Samantha threw the pricing gun down onto the table, and placed her hands on her hips. “What my ex does or doesn’t do is none of your goddamn business. Do you have any idea how expensive it is to take care of this family? I’m spending three hundred bucks a week on groceries, fifty bucks on gas, then there’s the trips to the mall, the movies, having their friends over, going to the amusement park - that costs a lot of money, and all you have to worry about is taking care of yourself. Must be nice, that’s all I can say.”
Lily and Samantha stood staring at each other for a moment. Lily surveyed the items on the table – things that had been stashed in the crawl space and that Joe had put into storage during the separation. Clothes the boys had outgrown, room vaporizers that had been replaced by better ones, baby toys that Lily had always meant to clean and donate. Fragments of her life, available at bargain prices.
Was that all that was left now? Memories of moldy playpens, grimy toys, and the driveways and houses that she used to pass? She wanted to move her feet, but they were lead, weighted in place. Her mind searched for something to say that would bridge the gap between them, that would soften Samantha’s heart, that would express the sorrow and fear that Lily had carried around with her since the boys lef
t that night. But how could she find words to explain a pain so visceral, so vile, as that caused by watching your children step over your lame body, and then being forced to pay their father money for having taught them how? It was no use. There were no words to say. At least none that Samantha would hear. How could she ever hear them, and then stay here? Lily turned to go back to her car. “That’s my old breast pump,” she said, pointing to a box on the table.
“You want it?” Samantha called after her. “It’s two bucks.”
Lily held the newly issued court order in her hand as she sat with her back against the massive trunk of the ancient oak tree, her tear-soaked T-shirt the only indication of how long she’d been sitting there, lost in her sorrow. Her life had given her many painful memories, but most of them had faded, over time. Through distance and self-examination she had been able to achieve a philosophical position on most things. But the memory of losing her children would never fade; this she knew. It was a sorrow that would live inside her, slicing her open with every recollection, twisting her gut into a pool of bile.
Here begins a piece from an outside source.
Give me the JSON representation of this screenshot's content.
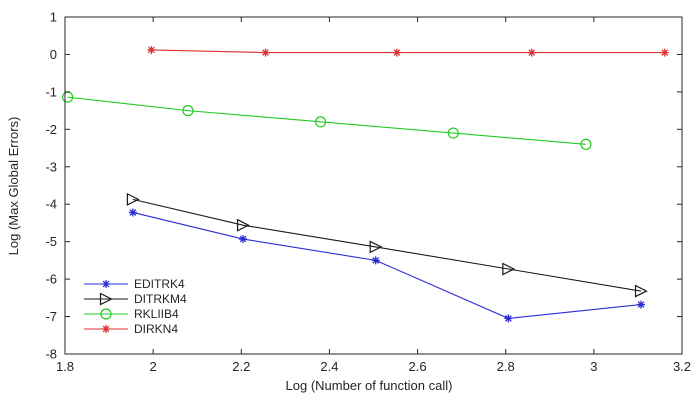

It would be with her tomorrow as immediately as it was with her today, as it had been with her at the moment it had happened. And when was that moment, precisely? Was it when Joseph and Pierce walked out the door? Was it when the cowboy hat finally succumbed to the pull of the chill lake water? Or was it further back, on that day when Lily succumbed to passion in the arms of another man, irrevocably changing her? But didn’t that yet have its own cause? Was the fatal moment then when Lily and Joe were married? And what causes and conditions led to that? Maybe it was when Iris moved away. Or when James left. Or maybe it was all because of Dolores. Yet even those events were preceded by others. Like when her mother left, or when Henry cornered her in the chicken coop. As she meandered through the maze of cause and effect, tracing each tragedy back to the one that bred it, Lily discovered her one fatal error: She had come into this world.